Хозяин, поняв, что Минкевичу сказать пока нечего, обратил взгляд на начальников отрядов. Один из них, майор Твёрдый, соответствовал фамилии по всем статьям. Зеки 5 отряда называли его "Корчагиным", иногда даже в заявлениях на выдачу валенок писали "начальнику отряда майору Корчагину", за что получали взыскания в виде лишения тех же самых валенок.
– Я уверен в одном, - утробным баритоном объявил майор Твердый.
– Надо принимать решительные, неотложные меры. Надо действовать энергично и твердо, пока процесс не принял формы необратимости... Ещё хотелось бы...
– Ты под Горбача не коси, - прервал Перемышлев.
– Выключи микрофон на хрен. Сказать нечего - усохни и не воняй...
– Я офицер, между прочим, - начал обижаться Твёрдый.
– Я...
– Здесь я офицер, - объявил Хозяин, расправив плечи, словно орлиные крылья.
– А ты говно.
– Можно я скажу?
– обратился к Перемышлеву лейтенант Рогожин, молодой и энергичный, мечтавший о карьере в органах.
– Валяй, накладывай...
– Думаю, что нужно немедленно выявить эпицентры бузы. В этих точках наверняка баламутят лидеры, а они оперчасти известны в лицо и поименно. С вышек можно нейтрализовать их. Поодиночке...
– Как это - нейтрализовать?
– Да нас за это дело в..... и высушат, рыбья твоя голова!

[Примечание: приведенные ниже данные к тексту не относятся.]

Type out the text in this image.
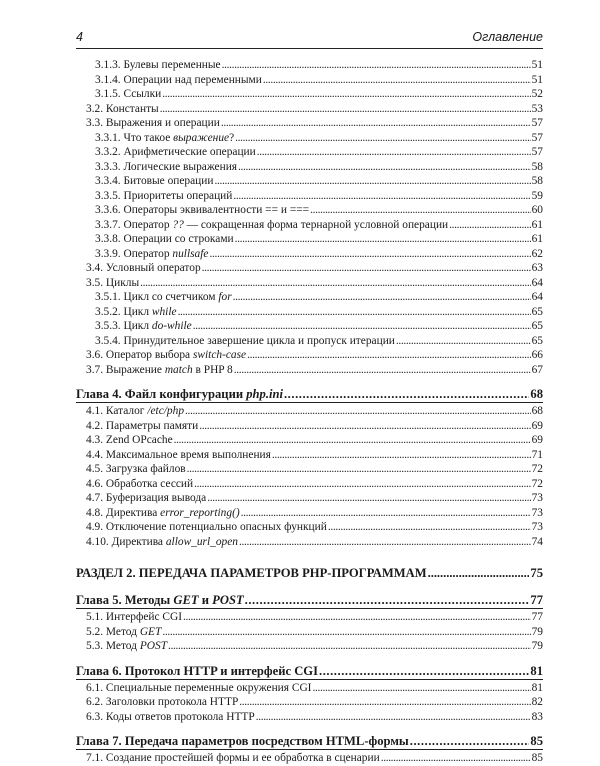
4	Оглавление
3.1.3. Булевы переменные . . .	51
3.1.4. Операции над переменными . . .	51
3.1.5. Ссылки . . .	52
3.2. Константы . . .	53
3.3. Выражения и операции . . .	57
3.3.1. Что такое выражение? . . .	57
3.3.2. Арифметические операции . . .	57
3.3.3. Логические выражения . . .	58
3.3.4. Битовые операции . . .	58
3.3.5. Приоритеты операций . . .	59
3.3.6. Операторы эквивалентности == и === . . .	60
3.3.7. Оператор ?? — сокращенная форма тернарной условной операции . . .	61
3.3.8. Операции со строками . . .	61
3.3.9. Оператор nullsafe . . .	62
3.4. Условный оператор . . .	63
3.5. Циклы . . .	64
3.5.1. Цикл со счетчиком for . . .	64
3.5.2. Цикл while . . .	65
3.5.3. Цикл do-while . . .	65
3.5.4. Принудительное завершение цикла и пропуск итерации . . .	65
3.6. Оператор выбора switch-case . . .	66
3.7. Выражение match в PHP 8 . . .	67
Глава 4. Файл конфигурации php.ini . . .	68
4.1. Каталог /etc/php . . .	68
4.2. Параметры памяти . . .	69
4.3. Zend OPcache . . .	69
4.4. Максимальное время выполнения . . .	71
4.5. Загрузка файлов . . .	72
4.6. Обработка сессий . . .	72
4.7. Буферизация вывода . . .	73
4.8. Директива error_reporting() . . .	73
4.9. Отключение потенциально опасных функций . . .	73
4.10. Директива allow_url_open . . .	74
РАЗДЕЛ 2. ПЕРЕДАЧА ПАРАМЕТРОВ PHP-ПРОГРАММАМ . . .	75
Глава 5. Методы GET и POST . . .	77
5.1. Интерфейс CGI . . .	77
5.2. Метод GET . . .	79
5.3. Метод POST . . .	79
Глава 6. Протокол HTTP и интерфейс CGI . . .	81
6.1. Специальные переменные окружения CGI . . .	81
6.2. Заголовки протокола HTTP . . .	82
6.3. Коды ответов протокола HTTP . . .	83
Глава 7. Передача параметров посредством HTML-формы . . .	85
7.1. Создание простейшей формы и ее обработка в сценарии . . .	85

– Ну, Николай Фомич, сейчас время другое, надо вопросы решать неформальными методами! Вон, в Москве...
– Москва далеко, они там, может, с жиру бесятся, палят друг в друга! А тут Зимлаг!... Да и стрелять из чего? Из автоматов? Заключенные тогда из нас форшмак сделают! И стрелков у нас нет.
– Как - нет?
– вступил в беседу Петров.
– Я мастер спорта по стендовой. И карабин у меня есть, с оптическим прицелом. Добровольно соглашаюсь, Рогожин прав...
Хозяин медленно обвёл взором присутствующих. Лица у всех были разные: от "ящика" Минкевича до буратинистого Рогожина. Но ни в одном лице не было ответа на главный вопрос: что делать? И даже уверенность Рогожина в своей правоте была лишь способом выделиться, набрать очки для перехода в другую лигу. И Петров, видимо, мыслил лишь сегодняшним и завтрашним днем, не заглядывая в чуть отдаленное будущее.
– Нет, стрелять не будем...
– тихо, но твердо произнес Перемышлев.
– Я себе не враг...
И неожиданно, словно ответ на слова Хозяина, где-то вдалеке, приглушенная стенами, раздалась короткая автоматная очередь.
Все оцепенели, как чиновники в финале "Ревизора".
– Что там за пидорас шмаляет?
– разрядил обстановку Хозяин.
– Петров, пойди выясни... Да нет, чего время терять? Все идем к тебе в кабинет, поглядим на зону...
– Да там они все стекла раздолбали, там колотун... И опасно, возразил Петров.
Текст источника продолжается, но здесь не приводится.